Monday, August 4, 2008

Study in the Studio

This past week I was trying to incorporate "Study. A studio is a place of study. Use the necessity of production as an excuse to study. Everyone will benefit," another suggestion from Bruce Mau's "Incomplete Manifesto for Growth." At first, and for most of the week, I had no idea what this was about, what it meant, what it was leading to or how to apply it. That all changed this morning.

This morning during my daily painting time (I set aside several hours everyday to paint regardless of what else is going on that day) I was trying to determine what I was going to work on and how to approach it. Over the past several weeks, mainly due to several fortuitous accidents, I have developed another process yielding a twist in my style. But the process is still immature but is still showing a lot of potential. That being said, I wanted to try the process again with a few minor changes and see what would happen. More experimentation.

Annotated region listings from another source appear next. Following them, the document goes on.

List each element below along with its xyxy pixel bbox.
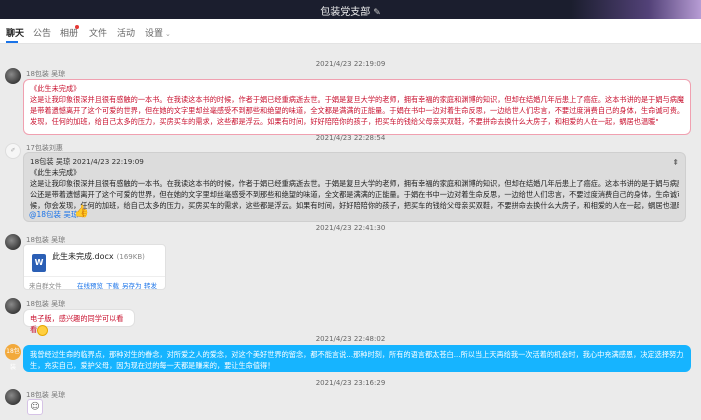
sender-name: 18包装 吴琼 <box>26 300 66 308</box>
message-line: 候，你会发现，任何的加班，给自己太多的压力，买房买车的需求，这些都是浮云。如果有… <box>30 201 679 210</box>
timestamp: 2021/4/23 23:16:29 <box>315 379 386 387</box>
edit-icon[interactable]: ✎ <box>373 8 381 18</box>
message-line: 是带着遗憾离开了这个可爱的世界，但在她的文字里却丝毫感受不到那些和绝望的味道，全… <box>30 106 684 115</box>
message-bubble[interactable]: 电子版，感兴趣的同学可以看看 <box>23 309 135 336</box>
chat-area[interactable]: 2021/4/23 22:19:09 18包装 吴琼 《此生未完成》 这是让我印… <box>0 44 701 420</box>
tab-chat[interactable]: 聊天 <box>6 26 24 39</box>
window-title: 包装党支部 <box>320 7 371 18</box>
avatar[interactable] <box>5 234 21 250</box>
title-decoration <box>571 0 701 19</box>
file-name-wrap: 此生未完成.docx (169KB) <box>52 251 145 262</box>
file-actions: 来自群文件 在线预览 下载 另存为 转发 <box>24 276 165 290</box>
message-title: 《此生未完成》 <box>30 168 81 177</box>
album-new-badge <box>75 25 79 29</box>
reply-bubble[interactable]: 18包装 吴琼 2021/4/23 22:19:09 《此生未完成》 这是让我印… <box>23 152 686 222</box>
file-name: 此生未完成.docx <box>52 252 114 261</box>
tab-settings[interactable]: 设置 ⌄ <box>145 26 171 39</box>
sender-name: 18包装 吴琼 <box>26 70 66 78</box>
message-line: 发现，任何的加班，给自己太多的压力，买房买车的需求，这些都是浮云。如果有时间，好… <box>30 117 659 126</box>
preview-link[interactable]: 在线预览 <box>77 280 103 290</box>
avatar[interactable]: 18包装 <box>5 344 21 371</box>
message-line: 这是让我印象很深并且很有感触的一本书。在我读这本书的时候，作者于娟已经重病逝去世… <box>30 95 684 104</box>
message-bubble[interactable]: 《此生未完成》 这是让我印象很深并且很有感触的一本书。在我读这本书的时候，作者于… <box>23 79 691 135</box>
message-line: 公还是带着遗憾离开了这个可爱的世界，但在她的文字里却丝毫感受不到那些和绝望的味道… <box>30 190 679 199</box>
word-file-icon: W <box>32 254 46 272</box>
tab-bar: 聊天 公告 相册 文件 活动 设置 ⌄ <box>0 19 701 44</box>
message-bubble[interactable]: 我曾经过生命的临界点，那种对生的眷念，对所爱之人的爱念，对这个美好世界的留念，都… <box>23 345 691 372</box>
thumbs-up-icon: 👍 <box>74 204 89 218</box>
message-line: 我曾经过生命的临界点，那种对生的眷念，对所爱之人的爱念，对这个美好世界的留念，都… <box>30 350 684 359</box>
timestamp: 2021/4/23 22:41:30 <box>315 224 386 232</box>
active-tab-indicator <box>6 41 18 43</box>
timestamp: 2021/4/23 22:48:02 <box>315 335 386 343</box>
tab-announcements[interactable]: 公告 <box>33 26 51 39</box>
sticker-icon[interactable]: ☺ <box>27 399 43 415</box>
file-source: 来自群文件 <box>29 282 62 290</box>
tab-files[interactable]: 文件 <box>89 26 107 39</box>
timestamp: 2021/4/23 22:19:09 <box>315 60 386 68</box>
download-link[interactable]: 下载 <box>106 280 119 290</box>
quote-header: 18包装 吴琼 2021/4/23 22:19:09 <box>30 157 144 166</box>
forward-link[interactable]: 转发 <box>144 280 157 290</box>
mention-link[interactable]: @18包装 吴琼 <box>29 209 78 220</box>
pin-icon[interactable]: ⇞ <box>672 157 679 168</box>
chevron-down-icon: ⌄ <box>165 30 171 38</box>
avatar[interactable] <box>5 389 21 405</box>
title-bar: 包装党支部 ✎ <box>0 0 701 19</box>
avatar[interactable] <box>5 68 21 84</box>
tab-activities[interactable]: 活动 <box>117 26 135 39</box>
file-size: (169KB) <box>116 253 145 261</box>
tab-settings-label: 设置 <box>145 29 164 39</box>
avatar[interactable]: ✐ <box>5 143 21 159</box>
message-title: 《此生未完成》 <box>30 84 81 93</box>
timestamp: 2021/4/23 22:28:54 <box>315 134 386 142</box>
message-line: 生，充实自己，爱护父母，因为现在过的每一天都是赚来的，要让生命值得！ <box>30 361 275 370</box>
smile-emoji-icon <box>37 324 49 336</box>
file-card[interactable]: W 此生未完成.docx (169KB) 来自群文件 在线预览 下载 另存为 转发 <box>23 244 166 290</box>
save-as-link[interactable]: 另存为 <box>122 280 142 290</box>
message-line: 这是让我印象很深并且很有感触的一本书。在我读这本书的时候，作者于娟已经重病逝去世… <box>30 179 679 188</box>
avatar[interactable] <box>5 298 21 314</box>
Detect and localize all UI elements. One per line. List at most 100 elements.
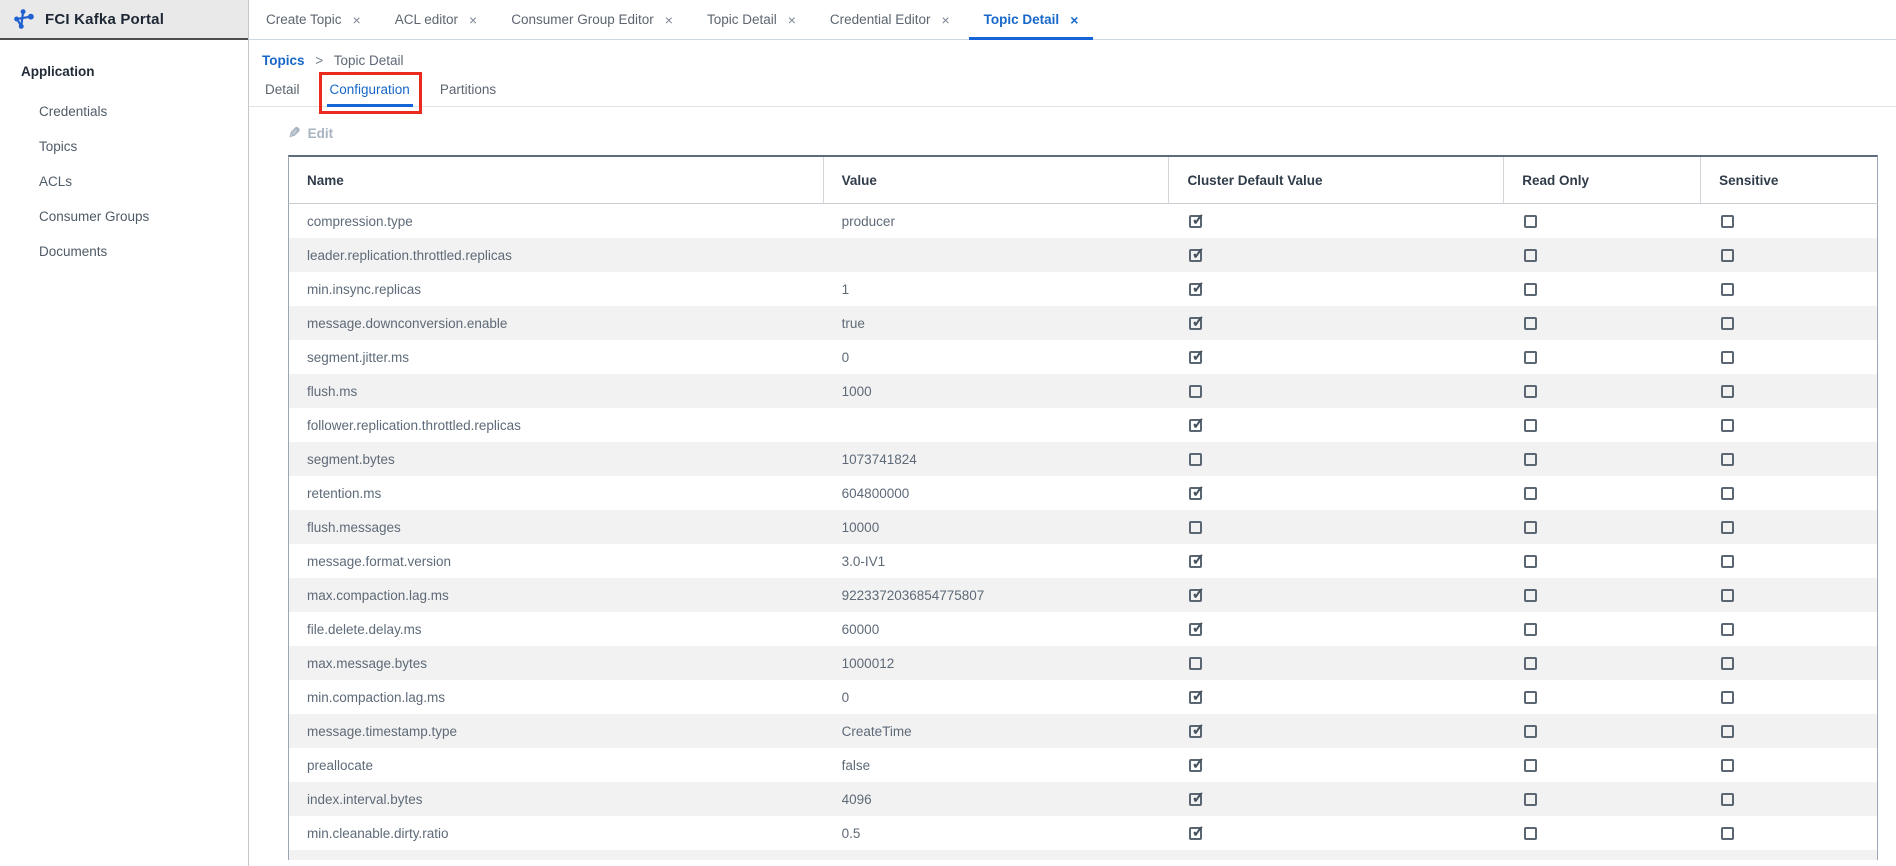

That's when it hit me. With each experiment I conducted, I was looking for the similarities and differences between the previous works and the current one using the same or similar process. I was "studying" the results, that is to say, I was noting how changing the process affected the final work. I was hung up on my definition of studying from school which was nothing more the repitition and memorization. Studying is more. It is exploration, examination, experimentation, documentation and playing.

Like many of the previous suggestions from the "Incomplete Manifesto" I explored, I think there is a necessity to suspend current prejudice and eliminate (or at least reduce) the my propensity to focus on the final outcome. If I look to the end, I miss the differences and the similarities. I am unable to study. It makes me question my education where I spent my time cramming just to receive a good grade. Learning was not part of studying past. Achievement was. Achievement is not studying.

As a result of this morning, I have started a notebook where I am documenting my observations of working with resin. It reminds me of my lab book in graduate school. In fact, now I see my studio as a laboratory, not a place of production.

The other benefit that I notice is that again, this helps pull me back into living the moment and not focus on the future. I'm beginning to see the pattern in the "Incomplete Manifesto." I'll have to study it further.

This week, I will be examining the next suggestion which is "Drift. Allow yourself to wander aimlessly. Explore adjacencies. Lack judgment. Postpone criticism."